At first blush it is an impressive book: 725 pages of text, 228 pages of appendices, and 198 pages of footnotes (the print of which strains the naked eye). The weight of this volume has no doubt already sent many curious readers heading the other direction. But this is part of the problem one will encounter when publishing within one's own organization. Lillback is the the president of Providence Forum, and thus probably did not receive an honest and challenging editorial process for his own work (Providence Forum Press should be concerned with other volumes being produced, which would have helped this book become more solid and would have helped clear the air of editorial bias and charges of self-publishing).
Indeed, the writing style of this book is often redundant and repetitive. Often the primary source material is presented two or three times as though it were unique. Those who would wish to challenge the book's credibility could easily point to this as an attempt to make the source material appear more abundant than it actually is. Further, such writing style is frustrating to the reader who quickly begins to gloss over and lose portions of the argument. Certainly, a more strenuous editorial process would have caught and challenged this disappointing aspect of the book.
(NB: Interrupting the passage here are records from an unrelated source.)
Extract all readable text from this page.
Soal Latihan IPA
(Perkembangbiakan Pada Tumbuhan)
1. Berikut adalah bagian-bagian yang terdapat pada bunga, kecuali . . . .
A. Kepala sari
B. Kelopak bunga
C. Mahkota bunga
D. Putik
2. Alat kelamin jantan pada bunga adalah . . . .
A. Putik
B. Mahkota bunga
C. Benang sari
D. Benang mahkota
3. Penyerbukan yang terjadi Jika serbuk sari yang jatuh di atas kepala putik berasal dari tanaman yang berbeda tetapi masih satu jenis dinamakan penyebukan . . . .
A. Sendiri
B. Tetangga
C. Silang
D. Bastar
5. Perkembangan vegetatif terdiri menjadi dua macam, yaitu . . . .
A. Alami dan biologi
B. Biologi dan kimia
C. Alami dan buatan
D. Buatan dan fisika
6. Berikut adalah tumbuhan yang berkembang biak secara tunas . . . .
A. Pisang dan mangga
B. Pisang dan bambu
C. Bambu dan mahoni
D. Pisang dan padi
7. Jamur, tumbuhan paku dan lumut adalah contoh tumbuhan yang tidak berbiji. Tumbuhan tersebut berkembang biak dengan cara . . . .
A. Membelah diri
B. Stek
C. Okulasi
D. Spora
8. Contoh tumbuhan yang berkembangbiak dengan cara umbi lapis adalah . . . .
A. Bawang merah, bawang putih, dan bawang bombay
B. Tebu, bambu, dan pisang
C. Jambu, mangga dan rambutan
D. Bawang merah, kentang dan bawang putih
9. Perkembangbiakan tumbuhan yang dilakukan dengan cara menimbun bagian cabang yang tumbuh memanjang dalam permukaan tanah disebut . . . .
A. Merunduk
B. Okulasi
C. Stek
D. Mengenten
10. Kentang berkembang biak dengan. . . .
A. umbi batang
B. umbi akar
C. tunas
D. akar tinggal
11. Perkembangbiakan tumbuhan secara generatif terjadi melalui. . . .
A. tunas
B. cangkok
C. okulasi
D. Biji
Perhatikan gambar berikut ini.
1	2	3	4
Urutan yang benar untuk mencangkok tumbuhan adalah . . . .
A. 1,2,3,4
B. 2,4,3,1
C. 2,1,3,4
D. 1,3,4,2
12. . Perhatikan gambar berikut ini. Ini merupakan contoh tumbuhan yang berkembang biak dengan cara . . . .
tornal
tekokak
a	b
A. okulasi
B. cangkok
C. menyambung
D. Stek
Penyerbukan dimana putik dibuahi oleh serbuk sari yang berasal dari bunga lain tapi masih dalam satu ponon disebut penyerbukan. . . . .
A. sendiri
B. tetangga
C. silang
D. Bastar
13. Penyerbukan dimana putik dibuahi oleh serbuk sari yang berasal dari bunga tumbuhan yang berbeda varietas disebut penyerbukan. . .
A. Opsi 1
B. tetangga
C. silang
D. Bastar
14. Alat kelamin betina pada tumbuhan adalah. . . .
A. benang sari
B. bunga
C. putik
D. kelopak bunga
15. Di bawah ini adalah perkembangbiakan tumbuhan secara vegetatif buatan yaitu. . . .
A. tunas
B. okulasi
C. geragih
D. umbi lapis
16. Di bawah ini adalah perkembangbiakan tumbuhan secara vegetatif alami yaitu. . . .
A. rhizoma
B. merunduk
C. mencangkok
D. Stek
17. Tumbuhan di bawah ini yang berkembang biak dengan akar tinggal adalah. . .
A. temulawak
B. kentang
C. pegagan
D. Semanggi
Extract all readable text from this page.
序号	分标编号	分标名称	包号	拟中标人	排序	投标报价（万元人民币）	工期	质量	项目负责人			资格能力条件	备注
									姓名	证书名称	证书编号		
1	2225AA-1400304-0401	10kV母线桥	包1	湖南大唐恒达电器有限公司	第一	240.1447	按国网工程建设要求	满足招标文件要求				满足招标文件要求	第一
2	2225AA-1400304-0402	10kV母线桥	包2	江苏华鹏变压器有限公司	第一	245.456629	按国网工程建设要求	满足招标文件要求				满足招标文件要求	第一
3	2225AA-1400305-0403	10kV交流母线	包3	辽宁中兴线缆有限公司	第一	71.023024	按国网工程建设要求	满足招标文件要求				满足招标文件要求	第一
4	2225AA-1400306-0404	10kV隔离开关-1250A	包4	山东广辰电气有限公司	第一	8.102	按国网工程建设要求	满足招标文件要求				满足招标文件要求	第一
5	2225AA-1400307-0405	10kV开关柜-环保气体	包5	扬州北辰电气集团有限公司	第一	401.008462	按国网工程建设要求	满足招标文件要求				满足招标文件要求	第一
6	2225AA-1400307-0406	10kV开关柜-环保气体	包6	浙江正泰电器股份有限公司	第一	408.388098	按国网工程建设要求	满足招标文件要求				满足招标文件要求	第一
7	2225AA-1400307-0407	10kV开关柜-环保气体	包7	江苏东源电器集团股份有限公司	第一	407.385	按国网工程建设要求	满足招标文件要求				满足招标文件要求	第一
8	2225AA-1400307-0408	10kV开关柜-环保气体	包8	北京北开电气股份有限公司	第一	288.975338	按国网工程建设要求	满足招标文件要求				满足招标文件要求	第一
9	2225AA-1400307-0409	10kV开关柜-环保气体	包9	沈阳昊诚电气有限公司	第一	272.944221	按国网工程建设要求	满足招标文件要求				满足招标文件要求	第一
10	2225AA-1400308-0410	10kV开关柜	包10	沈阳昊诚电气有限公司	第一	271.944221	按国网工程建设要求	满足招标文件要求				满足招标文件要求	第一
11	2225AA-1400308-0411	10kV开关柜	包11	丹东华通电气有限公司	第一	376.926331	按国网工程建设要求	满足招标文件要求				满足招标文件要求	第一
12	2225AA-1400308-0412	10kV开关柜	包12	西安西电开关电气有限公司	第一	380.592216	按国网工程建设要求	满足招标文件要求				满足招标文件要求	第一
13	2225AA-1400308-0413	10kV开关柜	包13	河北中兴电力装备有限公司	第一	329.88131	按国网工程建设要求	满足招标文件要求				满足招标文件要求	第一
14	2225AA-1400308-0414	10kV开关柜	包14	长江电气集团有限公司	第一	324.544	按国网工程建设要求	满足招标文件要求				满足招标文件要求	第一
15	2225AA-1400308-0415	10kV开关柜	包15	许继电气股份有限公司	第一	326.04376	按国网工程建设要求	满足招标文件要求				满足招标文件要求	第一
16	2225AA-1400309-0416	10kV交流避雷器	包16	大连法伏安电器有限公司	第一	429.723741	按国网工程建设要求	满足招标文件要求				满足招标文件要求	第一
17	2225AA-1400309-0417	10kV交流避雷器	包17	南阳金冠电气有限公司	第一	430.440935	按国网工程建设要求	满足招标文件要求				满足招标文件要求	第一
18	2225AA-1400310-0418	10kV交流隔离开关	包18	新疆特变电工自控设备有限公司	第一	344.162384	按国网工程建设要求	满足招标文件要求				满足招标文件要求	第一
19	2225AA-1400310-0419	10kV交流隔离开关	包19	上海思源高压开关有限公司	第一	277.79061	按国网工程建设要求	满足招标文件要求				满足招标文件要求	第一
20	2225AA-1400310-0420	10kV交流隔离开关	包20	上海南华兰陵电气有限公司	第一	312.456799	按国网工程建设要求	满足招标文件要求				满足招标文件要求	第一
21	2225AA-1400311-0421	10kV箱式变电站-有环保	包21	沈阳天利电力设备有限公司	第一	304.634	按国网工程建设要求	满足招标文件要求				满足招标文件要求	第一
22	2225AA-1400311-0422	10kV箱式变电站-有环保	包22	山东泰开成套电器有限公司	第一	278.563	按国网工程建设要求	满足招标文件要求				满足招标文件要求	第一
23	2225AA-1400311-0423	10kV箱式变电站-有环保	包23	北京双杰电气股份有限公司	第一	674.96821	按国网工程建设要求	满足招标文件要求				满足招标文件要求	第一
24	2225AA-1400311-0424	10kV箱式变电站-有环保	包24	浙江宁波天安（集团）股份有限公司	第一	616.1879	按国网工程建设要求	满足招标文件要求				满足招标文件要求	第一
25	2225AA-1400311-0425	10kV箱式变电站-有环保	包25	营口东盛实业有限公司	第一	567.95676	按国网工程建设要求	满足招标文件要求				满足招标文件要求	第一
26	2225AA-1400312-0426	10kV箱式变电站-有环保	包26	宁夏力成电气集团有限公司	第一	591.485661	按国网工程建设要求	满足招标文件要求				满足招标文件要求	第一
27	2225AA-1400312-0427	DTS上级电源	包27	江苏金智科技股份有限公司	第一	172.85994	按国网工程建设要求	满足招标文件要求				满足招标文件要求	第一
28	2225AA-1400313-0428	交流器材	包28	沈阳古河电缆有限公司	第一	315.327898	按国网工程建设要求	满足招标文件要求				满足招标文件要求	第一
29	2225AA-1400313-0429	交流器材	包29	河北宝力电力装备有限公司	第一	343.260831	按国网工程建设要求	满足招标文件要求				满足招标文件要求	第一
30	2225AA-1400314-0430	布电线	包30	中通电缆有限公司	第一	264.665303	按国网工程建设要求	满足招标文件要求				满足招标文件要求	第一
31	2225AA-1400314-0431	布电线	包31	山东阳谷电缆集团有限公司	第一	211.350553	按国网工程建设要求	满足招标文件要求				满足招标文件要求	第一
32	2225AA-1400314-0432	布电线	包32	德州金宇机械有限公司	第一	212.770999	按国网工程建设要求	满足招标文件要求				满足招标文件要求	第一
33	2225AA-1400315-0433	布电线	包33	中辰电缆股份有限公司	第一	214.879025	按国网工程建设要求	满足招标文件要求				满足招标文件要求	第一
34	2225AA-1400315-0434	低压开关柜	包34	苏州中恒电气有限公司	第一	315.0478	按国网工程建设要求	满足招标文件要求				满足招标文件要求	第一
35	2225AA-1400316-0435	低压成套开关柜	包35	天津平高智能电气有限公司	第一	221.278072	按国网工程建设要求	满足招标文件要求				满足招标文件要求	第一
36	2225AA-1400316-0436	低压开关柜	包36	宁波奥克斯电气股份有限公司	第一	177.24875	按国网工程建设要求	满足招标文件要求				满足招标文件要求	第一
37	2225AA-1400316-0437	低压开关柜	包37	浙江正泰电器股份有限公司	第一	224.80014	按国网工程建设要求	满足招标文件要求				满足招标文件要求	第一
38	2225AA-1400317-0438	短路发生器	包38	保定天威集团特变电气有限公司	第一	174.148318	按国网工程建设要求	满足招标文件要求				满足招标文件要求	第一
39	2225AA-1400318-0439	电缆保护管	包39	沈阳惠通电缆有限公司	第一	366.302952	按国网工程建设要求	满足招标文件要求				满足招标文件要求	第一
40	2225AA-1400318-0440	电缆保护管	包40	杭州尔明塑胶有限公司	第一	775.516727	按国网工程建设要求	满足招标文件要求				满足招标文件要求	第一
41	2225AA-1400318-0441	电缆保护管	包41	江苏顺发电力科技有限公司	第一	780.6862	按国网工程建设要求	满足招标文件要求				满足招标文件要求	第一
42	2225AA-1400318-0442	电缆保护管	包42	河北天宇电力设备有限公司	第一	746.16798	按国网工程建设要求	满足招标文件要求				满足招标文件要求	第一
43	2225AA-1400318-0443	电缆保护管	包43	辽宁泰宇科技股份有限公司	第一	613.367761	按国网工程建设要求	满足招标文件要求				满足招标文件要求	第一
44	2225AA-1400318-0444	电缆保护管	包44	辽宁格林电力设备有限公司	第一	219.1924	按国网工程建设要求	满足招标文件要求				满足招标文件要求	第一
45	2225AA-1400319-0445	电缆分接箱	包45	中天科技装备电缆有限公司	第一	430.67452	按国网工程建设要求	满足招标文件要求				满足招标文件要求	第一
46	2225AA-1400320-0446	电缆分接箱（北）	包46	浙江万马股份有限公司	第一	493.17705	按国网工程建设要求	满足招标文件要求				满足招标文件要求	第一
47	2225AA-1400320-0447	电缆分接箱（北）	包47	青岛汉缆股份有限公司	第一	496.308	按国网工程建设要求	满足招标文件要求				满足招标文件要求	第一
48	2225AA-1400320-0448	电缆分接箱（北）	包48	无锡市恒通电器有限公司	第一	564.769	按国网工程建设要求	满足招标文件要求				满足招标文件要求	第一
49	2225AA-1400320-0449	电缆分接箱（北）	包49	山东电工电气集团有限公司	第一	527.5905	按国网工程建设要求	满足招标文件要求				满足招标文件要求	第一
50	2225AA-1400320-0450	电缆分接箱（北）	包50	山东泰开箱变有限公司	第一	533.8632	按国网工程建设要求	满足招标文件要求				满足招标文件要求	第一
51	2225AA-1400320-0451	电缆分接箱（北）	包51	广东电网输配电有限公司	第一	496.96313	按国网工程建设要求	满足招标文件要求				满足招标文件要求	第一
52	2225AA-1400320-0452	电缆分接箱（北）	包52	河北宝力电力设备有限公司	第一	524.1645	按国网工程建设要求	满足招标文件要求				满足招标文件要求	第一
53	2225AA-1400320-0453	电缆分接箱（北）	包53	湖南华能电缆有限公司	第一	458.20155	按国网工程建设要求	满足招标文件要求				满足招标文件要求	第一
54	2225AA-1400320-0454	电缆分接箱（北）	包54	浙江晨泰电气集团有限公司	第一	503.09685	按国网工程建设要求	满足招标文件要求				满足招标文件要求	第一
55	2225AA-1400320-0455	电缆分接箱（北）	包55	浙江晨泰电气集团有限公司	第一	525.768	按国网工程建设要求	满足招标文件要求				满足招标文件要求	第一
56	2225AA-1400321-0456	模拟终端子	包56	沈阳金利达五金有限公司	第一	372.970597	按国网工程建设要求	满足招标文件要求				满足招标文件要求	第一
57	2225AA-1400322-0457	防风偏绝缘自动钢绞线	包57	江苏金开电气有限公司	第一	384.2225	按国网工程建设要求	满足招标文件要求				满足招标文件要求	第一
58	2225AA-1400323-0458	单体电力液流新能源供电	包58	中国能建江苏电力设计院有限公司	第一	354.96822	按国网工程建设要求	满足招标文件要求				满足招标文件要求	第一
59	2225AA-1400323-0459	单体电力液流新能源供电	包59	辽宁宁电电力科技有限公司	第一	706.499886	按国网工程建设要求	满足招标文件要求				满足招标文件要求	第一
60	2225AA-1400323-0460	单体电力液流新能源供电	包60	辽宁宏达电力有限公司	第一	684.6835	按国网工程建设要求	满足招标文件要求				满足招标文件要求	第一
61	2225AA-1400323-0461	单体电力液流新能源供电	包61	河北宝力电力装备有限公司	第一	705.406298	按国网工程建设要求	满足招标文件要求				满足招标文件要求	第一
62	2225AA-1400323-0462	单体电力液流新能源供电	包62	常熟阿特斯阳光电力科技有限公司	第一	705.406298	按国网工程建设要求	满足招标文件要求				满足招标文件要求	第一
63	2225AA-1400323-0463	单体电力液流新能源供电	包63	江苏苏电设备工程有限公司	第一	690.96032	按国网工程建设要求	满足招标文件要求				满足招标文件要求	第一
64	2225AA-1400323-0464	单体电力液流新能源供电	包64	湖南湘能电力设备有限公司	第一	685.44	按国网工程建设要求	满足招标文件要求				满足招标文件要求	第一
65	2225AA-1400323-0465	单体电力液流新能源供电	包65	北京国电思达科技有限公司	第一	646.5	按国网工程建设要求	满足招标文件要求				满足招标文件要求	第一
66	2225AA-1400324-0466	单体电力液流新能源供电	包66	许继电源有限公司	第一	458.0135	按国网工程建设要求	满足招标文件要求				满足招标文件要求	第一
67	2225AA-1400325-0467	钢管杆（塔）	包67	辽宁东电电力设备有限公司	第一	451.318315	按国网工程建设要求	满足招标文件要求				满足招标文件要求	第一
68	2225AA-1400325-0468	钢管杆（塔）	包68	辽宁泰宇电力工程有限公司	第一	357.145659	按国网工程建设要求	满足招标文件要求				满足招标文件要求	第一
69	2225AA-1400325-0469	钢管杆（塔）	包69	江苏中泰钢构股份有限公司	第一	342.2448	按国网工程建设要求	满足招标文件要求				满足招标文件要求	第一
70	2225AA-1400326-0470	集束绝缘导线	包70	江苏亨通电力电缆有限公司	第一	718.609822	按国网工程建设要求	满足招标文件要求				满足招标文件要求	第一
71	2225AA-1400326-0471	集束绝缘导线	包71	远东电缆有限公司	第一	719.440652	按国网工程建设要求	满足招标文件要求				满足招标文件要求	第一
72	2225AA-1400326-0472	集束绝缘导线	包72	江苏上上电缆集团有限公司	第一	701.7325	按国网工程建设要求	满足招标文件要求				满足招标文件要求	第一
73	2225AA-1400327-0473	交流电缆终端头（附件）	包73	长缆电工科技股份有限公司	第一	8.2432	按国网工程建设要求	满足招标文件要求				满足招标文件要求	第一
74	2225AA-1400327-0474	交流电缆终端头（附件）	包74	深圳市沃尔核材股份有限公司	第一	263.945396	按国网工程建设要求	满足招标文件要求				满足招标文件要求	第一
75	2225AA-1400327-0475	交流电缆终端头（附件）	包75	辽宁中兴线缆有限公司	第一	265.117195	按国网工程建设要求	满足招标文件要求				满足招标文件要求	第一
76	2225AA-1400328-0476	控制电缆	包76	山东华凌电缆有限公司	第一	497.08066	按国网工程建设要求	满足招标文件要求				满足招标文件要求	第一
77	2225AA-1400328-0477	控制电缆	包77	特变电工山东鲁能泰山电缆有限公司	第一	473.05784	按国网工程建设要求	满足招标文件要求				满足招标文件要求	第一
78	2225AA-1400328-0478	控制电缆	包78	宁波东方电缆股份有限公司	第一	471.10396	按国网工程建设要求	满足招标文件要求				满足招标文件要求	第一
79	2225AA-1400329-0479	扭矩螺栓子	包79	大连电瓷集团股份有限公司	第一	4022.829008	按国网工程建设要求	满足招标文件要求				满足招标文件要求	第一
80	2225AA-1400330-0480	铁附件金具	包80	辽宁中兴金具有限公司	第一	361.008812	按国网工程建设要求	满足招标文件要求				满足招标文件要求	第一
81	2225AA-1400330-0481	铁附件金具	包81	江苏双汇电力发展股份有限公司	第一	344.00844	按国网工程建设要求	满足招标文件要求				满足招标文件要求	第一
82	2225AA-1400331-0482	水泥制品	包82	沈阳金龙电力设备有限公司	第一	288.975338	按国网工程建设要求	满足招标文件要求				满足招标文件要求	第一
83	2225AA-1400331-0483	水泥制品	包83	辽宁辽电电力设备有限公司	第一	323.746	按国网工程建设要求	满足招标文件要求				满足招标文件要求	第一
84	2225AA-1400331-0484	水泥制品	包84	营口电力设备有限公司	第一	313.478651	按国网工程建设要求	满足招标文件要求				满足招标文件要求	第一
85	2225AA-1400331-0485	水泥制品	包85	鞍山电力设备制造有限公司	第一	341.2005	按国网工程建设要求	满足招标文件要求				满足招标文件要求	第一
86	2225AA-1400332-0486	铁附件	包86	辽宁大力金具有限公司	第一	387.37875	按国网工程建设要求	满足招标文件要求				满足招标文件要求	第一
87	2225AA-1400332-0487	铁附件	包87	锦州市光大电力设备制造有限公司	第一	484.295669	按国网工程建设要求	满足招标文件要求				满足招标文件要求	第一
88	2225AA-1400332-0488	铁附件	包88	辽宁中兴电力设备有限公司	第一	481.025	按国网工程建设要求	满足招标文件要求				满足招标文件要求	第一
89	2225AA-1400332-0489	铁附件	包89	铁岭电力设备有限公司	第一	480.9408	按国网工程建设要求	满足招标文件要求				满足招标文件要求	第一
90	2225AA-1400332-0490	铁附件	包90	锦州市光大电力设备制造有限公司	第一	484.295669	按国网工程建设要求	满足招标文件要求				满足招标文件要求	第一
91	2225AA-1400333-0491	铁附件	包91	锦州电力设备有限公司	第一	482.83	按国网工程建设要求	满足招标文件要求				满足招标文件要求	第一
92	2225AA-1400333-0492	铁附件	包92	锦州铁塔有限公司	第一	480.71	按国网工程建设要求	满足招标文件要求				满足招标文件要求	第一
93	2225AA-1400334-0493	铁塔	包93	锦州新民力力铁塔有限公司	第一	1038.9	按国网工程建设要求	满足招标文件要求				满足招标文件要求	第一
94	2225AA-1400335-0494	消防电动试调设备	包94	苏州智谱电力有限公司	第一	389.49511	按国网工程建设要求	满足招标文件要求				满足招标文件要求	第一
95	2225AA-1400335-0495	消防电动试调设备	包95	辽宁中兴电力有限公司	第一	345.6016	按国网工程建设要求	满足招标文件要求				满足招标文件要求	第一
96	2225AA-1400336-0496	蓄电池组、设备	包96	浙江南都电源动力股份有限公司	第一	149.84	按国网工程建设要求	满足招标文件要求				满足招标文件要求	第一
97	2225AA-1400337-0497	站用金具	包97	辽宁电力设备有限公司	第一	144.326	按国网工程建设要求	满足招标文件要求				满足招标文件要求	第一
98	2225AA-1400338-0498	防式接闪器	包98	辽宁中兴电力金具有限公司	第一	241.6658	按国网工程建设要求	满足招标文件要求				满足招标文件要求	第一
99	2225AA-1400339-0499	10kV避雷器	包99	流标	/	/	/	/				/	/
In terms of content, the book does well at providing a good amount of source material which allows Washington to speak for himself when he can. The difficulty here is that Washington doesn't always speak for himself, and it becomes the role of historical scholarship to fill in the gaps with speculation - hopefully informed and responsible speculation. Lillback is no exception to this, although he perhaps could have demonstrated more scholarly humility in this fact. For as much as he charges other Washington scholars (most notably Boller and Flexner) for their theorization, he does not always accomplish a greater method.
My point in challenging Lillback is this: The argument he presents should have (and could have) been presented better, seeking a more sound case for the faith of George Washington. There are many points at which I think Lillback gets it right, and a few places where his assertions wear thin and are not supported by the evidence in front of us. Although I am a biblical scholar, I do know how to evaluate an argument, consider evidence and understand the historical method. Hence, I believe that my comments are justified here - there is a better case to be made.
Lillback succeeds in making the case for George Washington to be separated from the Deists. Simply, this can be done by setting him next to Hume and Jefferson and watching the worldviews quickly part ways. Many look to the context of the Age of Reason and dismiss the impact which it held on the entire world, even the church. I learned a long time ago that every age has its impact on the faith of those who live through it, and the Founders are more apt to look like Deists from our perspective than from their own. We are examining Christianity in conversation with the Age of Reason, a world that we do not experience.
The words and deeds that survive George Washington (along with the testimonies of those who knew him well) give us a strong probability that he was a Christian in his belief, though a few disappointing unanswered questions linger. Perhaps the strongest conclusion which Lillback makes is the founding of the United States as a whole, with a figure like George Washington leading the way: A nation with these values of life, liberty and the pursuit of happiness, defined in the manner which the Founders have demonstrated in their own work could not have come about by people who believed that God was not present in the daily affairs of the world.
George Washington's words captured this often throughout his life as he demonstrated a strong faith in Divine Providence for the forging of this new nation. Overall, I recommend this book - even with its shortcomings and disappointments - to those who would be interested in understanding Washington's faith from the inside, as we see his own words exhibit a deeply rooted and embedded faith.
Part of his own words:
"You do well to wish to learn our arts and ways of life, and above all, the religion of Jesus Christ. These will make you a greater and happier people than you are."